Indeed, manufacturing employment did not drop below December 1993 levels in Ohio or nationwide until the recession of 2001, which saw GDP growth drop to 1 percent. Michigan was even more resilient: manufacturing employment there did not drop below pre-NAFTA levels until the worldwide economic meltdown of 2009, a year that saw GDP decline by nearly 3 percent.
So much for NAFTA the Destroyer.
Trade is complex and like all complex things politicians will dumb it down in a way that benefits them, generally by lying to the public and creating a frothy anger against those “damn furiners” instead of pointing fingers at the true culprits: unions, regulators, and politicians of all stripes whose spinelessness is surpassed only by their willingness to destroy competition and consumer choice in order to curry favor with deep-pocketed firms and your friendly neighborhood lobbyists (who used to sit next to them in Congress).

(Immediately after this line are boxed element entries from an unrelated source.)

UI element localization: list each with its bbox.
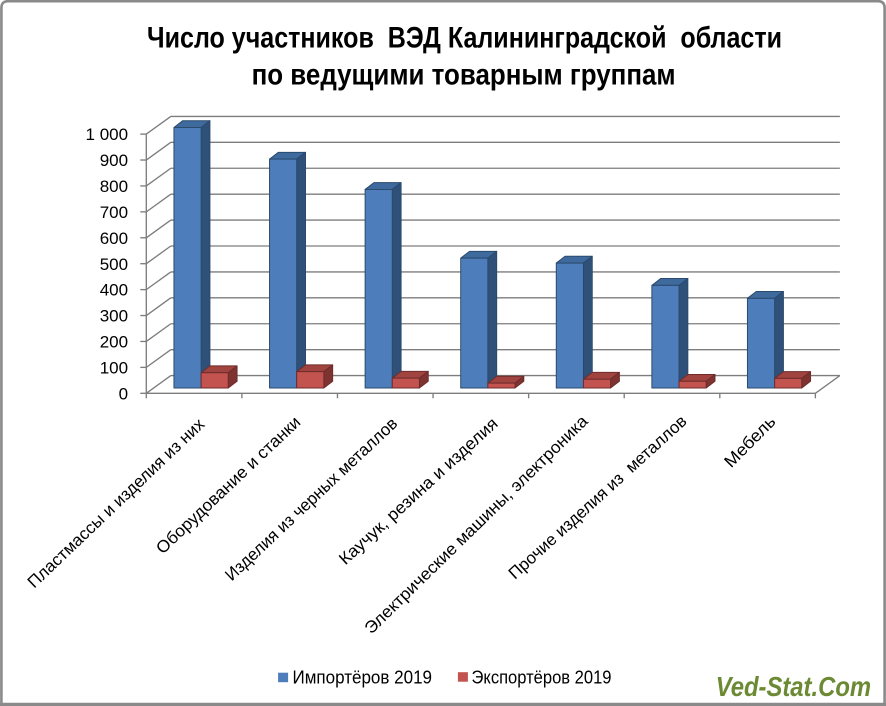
svg-text:200: 200	[100, 333, 128, 352]
svg-text:300: 300	[100, 307, 128, 326]
svg-text:600: 600	[100, 229, 128, 248]
svg-text:700: 700	[100, 203, 128, 222]
svg-text:1 000: 1 000	[86, 125, 129, 144]
svg-text:500: 500	[100, 255, 128, 274]
svg-text:Ved-Stat.Com: Ved-Stat.Com	[716, 671, 871, 702]
svg-text:900: 900	[100, 151, 128, 170]
svg-text:400: 400	[100, 281, 128, 300]
svg-text:800: 800	[100, 177, 128, 196]
svg-text:Импортёров 2019: Импортёров 2019	[293, 668, 433, 688]
svg-text:Экспортёров 2019: Экспортёров 2019	[472, 668, 612, 688]
svg-text:по ведущими товарным группам: по ведущими товарным группам	[252, 59, 676, 92]
svg-text:0: 0	[119, 384, 128, 403]
svg-text:Число участников ВЭД Калининг: Число участников ВЭД Калининградской обл…	[147, 22, 782, 55]
svg-text:100: 100	[100, 358, 128, 377]
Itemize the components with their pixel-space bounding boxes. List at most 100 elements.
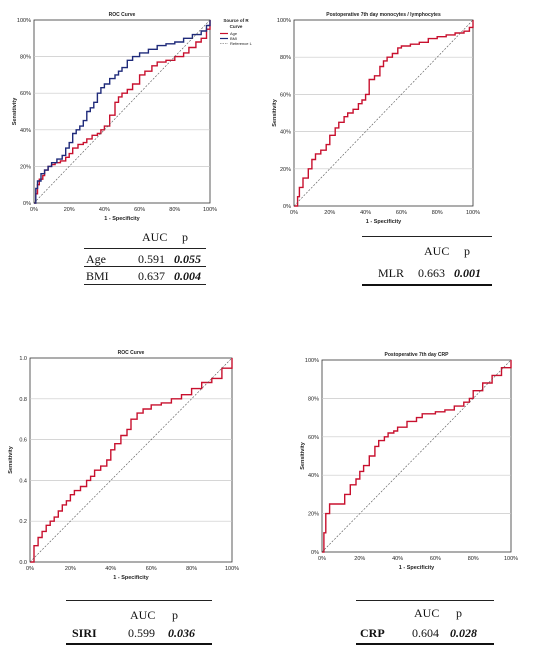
row-auc: 0.599	[128, 626, 155, 640]
table-rule	[84, 248, 206, 249]
y-tick-label: 100%	[277, 18, 291, 24]
y-tick-label: 80%	[280, 55, 291, 61]
chart-title: Postoperative 7th day monocytes / lympho…	[326, 12, 441, 18]
x-tick-label: 60%	[396, 210, 407, 216]
x-tick-label: 80%	[186, 566, 197, 572]
x-tick-label: 0%	[26, 566, 34, 572]
y-tick-label: 0.0	[19, 560, 27, 566]
y-tick-label: 60%	[20, 91, 31, 97]
table-rule	[362, 284, 492, 286]
table-rule	[84, 266, 206, 267]
row-auc: 0.604	[412, 626, 439, 640]
reference-line	[321, 359, 512, 553]
x-tick-label: 100%	[466, 210, 480, 216]
table-rule	[356, 600, 494, 601]
y-axis-label: Sensitivity	[8, 445, 14, 473]
x-tick-label: 60%	[146, 566, 157, 572]
x-tick-label: 20%	[64, 207, 75, 213]
x-tick-label: 0%	[290, 210, 298, 216]
y-axis-label: Sensitivity	[272, 98, 278, 126]
table-rule	[84, 284, 206, 285]
x-axis-label: 1 - Specificity	[113, 575, 149, 581]
row-label: SIRI	[72, 626, 97, 640]
y-tick-label: 0.2	[19, 519, 27, 525]
x-tick-label: 60%	[134, 207, 145, 213]
y-tick-label: 80%	[308, 396, 319, 402]
reference-line	[29, 357, 233, 563]
x-tick-label: 20%	[324, 210, 335, 216]
x-tick-label: 40%	[99, 207, 110, 213]
y-tick-label: 0.4	[19, 478, 27, 484]
y-tick-label: 100%	[17, 18, 31, 24]
x-tick-label: 40%	[360, 210, 371, 216]
y-tick-label: 20%	[280, 167, 291, 173]
x-tick-label: 100%	[203, 207, 217, 213]
y-tick-label: 60%	[308, 435, 319, 441]
table-rule	[362, 236, 492, 237]
roc-chart-age-bmi: 0% 20% 40% 60% 80% 100% 0% 20% 40% 60% 80% 100% ROC …	[12, 12, 253, 222]
y-tick-label: 0.8	[19, 397, 27, 403]
table-rule	[356, 643, 494, 645]
y-tick-label: 40%	[20, 128, 31, 134]
row-p: 0.004	[174, 269, 201, 283]
x-tick-label: 40%	[105, 566, 116, 572]
y-tick-label: 80%	[20, 55, 31, 61]
y-tick-label: 0%	[283, 204, 291, 210]
row-label: CRP	[360, 626, 385, 640]
legend-entry: BMI	[230, 36, 237, 41]
x-tick-label: 20%	[65, 566, 76, 572]
legend-title: Source of R	[223, 18, 249, 23]
table-header-p: p	[182, 230, 188, 244]
row-p: 0.001	[454, 266, 481, 280]
x-axis-label: 1 - Specificity	[366, 219, 402, 225]
chart-title: Postoperative 7th day CRP	[385, 352, 450, 358]
auc-table-crp: AUC p CRP 0.604 0.028	[356, 598, 494, 646]
y-axis-label: Sensitivity	[300, 441, 306, 469]
row-auc: 0.663	[418, 266, 445, 280]
x-tick-label: 0%	[30, 207, 38, 213]
roc-chart-siri: 0.0 0.2 0.4 0.6 0.8 1.0 0% 20% 40% 60% 80% 100% ROC …	[8, 350, 239, 581]
y-tick-label: 0%	[311, 550, 319, 556]
row-p: 0.036	[168, 626, 195, 640]
chart-title: ROC Curve	[109, 12, 136, 18]
row-label: BMI	[86, 269, 109, 283]
x-tick-label: 80%	[468, 556, 479, 562]
row-label: Age	[86, 252, 106, 266]
x-tick-label: 100%	[504, 556, 518, 562]
x-tick-label: 100%	[225, 566, 239, 572]
y-tick-label: 40%	[280, 130, 291, 136]
series-line	[322, 360, 512, 553]
reference-line	[33, 19, 211, 204]
x-tick-label: 80%	[169, 207, 180, 213]
y-tick-label: 0%	[23, 201, 31, 207]
series-line	[34, 20, 211, 204]
table-rule	[66, 643, 212, 645]
table-header-auc: AUC	[424, 244, 450, 258]
table-header-p: p	[464, 244, 470, 258]
x-tick-label: 20%	[354, 556, 365, 562]
roc-chart-mlr: 0% 20% 40% 60% 80% 100% 0% 20% 40% 60% 80% 100% Post…	[272, 12, 480, 225]
y-tick-label: 100%	[305, 358, 319, 364]
chart-title: ROC Curve	[118, 350, 145, 356]
auc-table-siri: AUC p SIRI 0.599 0.036	[66, 598, 212, 646]
x-axis-label: 1 - Specificity	[104, 216, 140, 222]
reference-line	[293, 19, 474, 207]
x-tick-label: 60%	[430, 556, 441, 562]
row-p: 0.055	[174, 252, 201, 266]
row-label: MLR	[378, 266, 405, 280]
auc-table-mlr: AUC p MLR 0.663 0.001	[362, 234, 492, 294]
x-tick-label: 0%	[318, 556, 326, 562]
y-tick-label: 0.6	[19, 438, 27, 444]
legend-entry: Age	[230, 31, 238, 36]
legend-title: Curve	[230, 24, 243, 29]
table-header-p: p	[172, 608, 178, 622]
y-tick-label: 1.0	[19, 356, 27, 362]
row-auc: 0.637	[138, 269, 165, 283]
x-axis-label: 1 - Specificity	[399, 565, 435, 571]
y-tick-label: 60%	[280, 92, 291, 98]
table-header-auc: AUC	[414, 606, 440, 620]
table-header-auc: AUC	[142, 230, 168, 244]
row-auc: 0.591	[138, 252, 165, 266]
x-tick-label: 80%	[432, 210, 443, 216]
x-tick-label: 40%	[392, 556, 403, 562]
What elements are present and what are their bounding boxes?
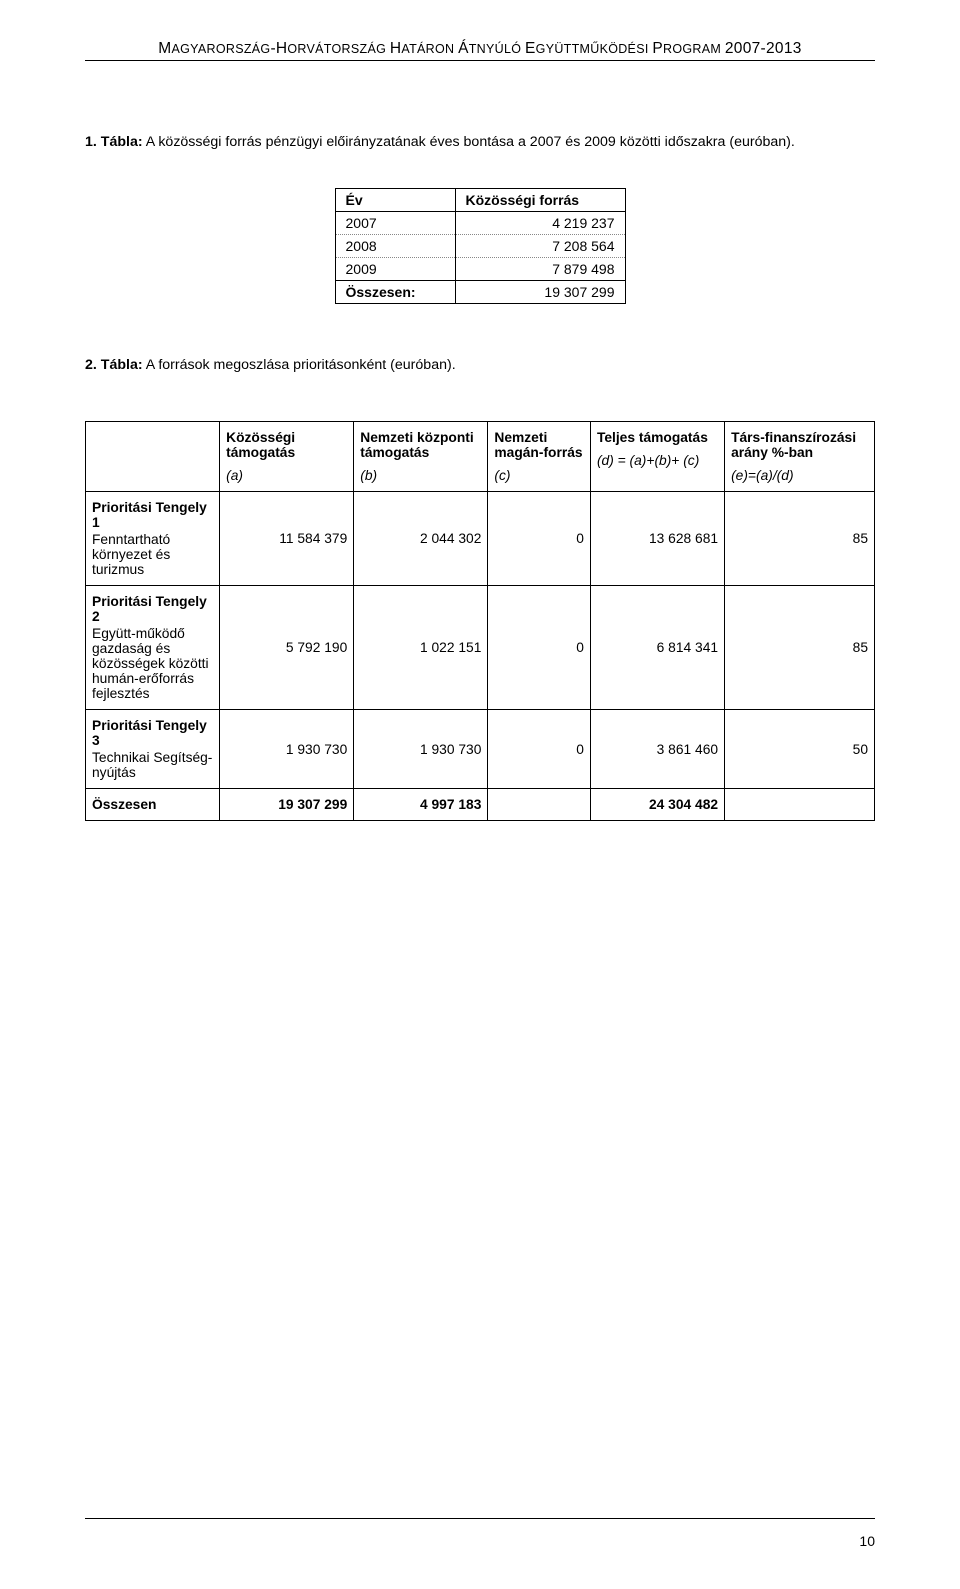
caption-table2: 2. Tábla: A források megoszlása prioritá… xyxy=(85,354,875,376)
header-segment: E xyxy=(525,40,536,57)
table2-axis-row: Prioritási Tengely 1Fenntartható környez… xyxy=(86,492,875,586)
table2-value: 3 861 460 xyxy=(590,710,724,789)
table1-row: 20074 219 237 xyxy=(335,212,625,235)
table2: Közösségi támogatás(a)Nemzeti központi t… xyxy=(85,421,875,821)
header-segment: AGYARORSZÁG xyxy=(172,42,271,56)
table1-header-row: Év Közösségi forrás xyxy=(335,189,625,212)
table2-total-value: 24 304 482 xyxy=(590,789,724,821)
table2-colheader: Nemzeti központi támogatás(b) xyxy=(354,422,488,492)
table2-value: 0 xyxy=(488,492,591,586)
table1-year: 2008 xyxy=(335,235,455,258)
table2-axis-label: Prioritási Tengely 2Együtt-működő gazdas… xyxy=(86,586,220,710)
table2-value: 13 628 681 xyxy=(590,492,724,586)
page-number: 10 xyxy=(859,1533,875,1549)
table2-colheader xyxy=(86,422,220,492)
header-segment: P xyxy=(652,40,663,57)
header-segment: -H xyxy=(270,40,287,57)
table2-header-row: Közösségi támogatás(a)Nemzeti központi t… xyxy=(86,422,875,492)
table1-header-year: Év xyxy=(335,189,455,212)
header-segment: ORVÁTORSZÁG xyxy=(287,42,389,56)
footer-divider xyxy=(85,1518,875,1519)
header-segment: H xyxy=(390,40,402,57)
table2-axis-label: Prioritási Tengely 1Fenntartható környez… xyxy=(86,492,220,586)
table2-total-row: Összesen19 307 2994 997 183 24 304 482 xyxy=(86,789,875,821)
table1-header-val: Közösségi forrás xyxy=(455,189,625,212)
table2-value: 50 xyxy=(725,710,875,789)
table2-total-value xyxy=(488,789,591,821)
table1-value: 7 879 498 xyxy=(455,258,625,281)
table2-value: 0 xyxy=(488,586,591,710)
table1-row: 20097 879 498 xyxy=(335,258,625,281)
table2-value: 85 xyxy=(725,492,875,586)
page-header: MAGYARORSZÁG-HORVÁTORSZÁG HATÁRON ÁTNYÚL… xyxy=(85,40,875,61)
table2-value: 1 930 730 xyxy=(220,710,354,789)
table2-colheader: Közösségi támogatás(a) xyxy=(220,422,354,492)
table2-colheader: Nemzeti magán-forrás(c) xyxy=(488,422,591,492)
table2-axis-label: Prioritási Tengely 3Technikai Segítség-n… xyxy=(86,710,220,789)
table2-colheader: Társ-finanszírozási arány %-ban(e)=(a)/(… xyxy=(725,422,875,492)
table2-total-value xyxy=(725,789,875,821)
table2-value: 11 584 379 xyxy=(220,492,354,586)
table2-axis-row: Prioritási Tengely 2Együtt-működő gazdas… xyxy=(86,586,875,710)
table1-value: 7 208 564 xyxy=(455,235,625,258)
table2-total-label: Összesen xyxy=(86,789,220,821)
table2-value: 0 xyxy=(488,710,591,789)
header-title: MAGYARORSZÁG-HORVÁTORSZÁG HATÁRON ÁTNYÚL… xyxy=(158,40,801,58)
table2-value: 5 792 190 xyxy=(220,586,354,710)
table2-value: 6 814 341 xyxy=(590,586,724,710)
table2-value: 2 044 302 xyxy=(354,492,488,586)
table2-value: 85 xyxy=(725,586,875,710)
caption1-lead: 1. Tábla: xyxy=(85,134,143,150)
caption2-lead: 2. Tábla: xyxy=(85,357,143,373)
header-segment: 2007-2013 xyxy=(725,40,802,57)
header-segment: M xyxy=(158,40,171,57)
table1-total-label: Összesen: xyxy=(335,281,455,304)
table2-value: 1 930 730 xyxy=(354,710,488,789)
table1-total-val: 19 307 299 xyxy=(455,281,625,304)
page: MAGYARORSZÁG-HORVÁTORSZÁG HATÁRON ÁTNYÚL… xyxy=(0,0,960,1589)
header-segment: GYÜTTMŰKÖDÉSI xyxy=(536,42,653,56)
table2-total-value: 4 997 183 xyxy=(354,789,488,821)
table1-total-row: Összesen: 19 307 299 xyxy=(335,281,625,304)
table2-colheader: Teljes támogatás(d) = (a)+(b)+ (c) xyxy=(590,422,724,492)
table1-value: 4 219 237 xyxy=(455,212,625,235)
table1-year: 2009 xyxy=(335,258,455,281)
table2-value: 1 022 151 xyxy=(354,586,488,710)
header-segment: TNYÚLÓ xyxy=(469,42,525,56)
header-segment: ROGRAM xyxy=(663,42,725,56)
caption-table1: 1. Tábla: A közösségi forrás pénzügyi el… xyxy=(85,131,875,153)
caption1-rest: A közösségi forrás pénzügyi előirányzatá… xyxy=(143,134,795,150)
header-segment: Á xyxy=(458,40,469,57)
caption2-rest: A források megoszlása prioritásonként (e… xyxy=(143,357,456,373)
table1-wrap: Év Közösségi forrás 20074 219 23720087 2… xyxy=(85,188,875,304)
table2-axis-row: Prioritási Tengely 3Technikai Segítség-n… xyxy=(86,710,875,789)
header-segment: ATÁRON xyxy=(401,42,458,56)
table2-total-value: 19 307 299 xyxy=(220,789,354,821)
table1: Év Közösségi forrás 20074 219 23720087 2… xyxy=(335,188,626,304)
table1-row: 20087 208 564 xyxy=(335,235,625,258)
table1-year: 2007 xyxy=(335,212,455,235)
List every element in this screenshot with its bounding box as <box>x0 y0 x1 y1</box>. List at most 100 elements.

It is one thing to argue, since it is often true, that a specific company (or an American division of a company) or a certain set of workers is temporarily harmed by the effects of free trade. It’s another thing entirely — and a very harmful thing at that — to argue that one of the most positive economic activities that humans are capable of engaging in, voluntary exchange, must be choked off and demonized.
That it works as a political strategy says a lot, and none of it good, about the political knowledge of the American public. That it is used as a political strategy says a lot, and none of it good, about the willingness of our current crop of presidential candidates to sacrifice the economic well-being of 300 million Americans, most particularly the poor, in order to scare a few more votes their way.
Even Paul Krugman knows I’m right.
Some commentary on the above. Free Trade was indeed the savior of the consumer when I studied undergraduate economics in the 1970s. Paul Krugman - in spite of his Nobel Prize in Economics, earned as an economic advisor to Clinton the First, is today contradicting his published works with his entirely self-serving sucking up to both Bernie and HRC. My guess, is he is wanting a "real job" - a government position that will make him a wealthy man on the taxpayer's dime. Clinton the Second will indeed give him one - and also fire him for non-performance, she is not her husband. Krugman got about a decade of speaking fees by criticizing GWB between Clinton I and (maybe) Clinton II.
Kaminsky's commentary about three Liberals running for POTUS is right on the money. Donald Trump is only a Conservative in his own mind, and his perceptions are the distorted ones of a NYC resident. By the standards of the rest of the country, he is left of center, just not as far left as HRC or Bernie.
I'm OK with that - I think the most important thing is to shake up the Establishment. The Donald or Bernie will do that, but HRC is mainstream Establishment, all the way.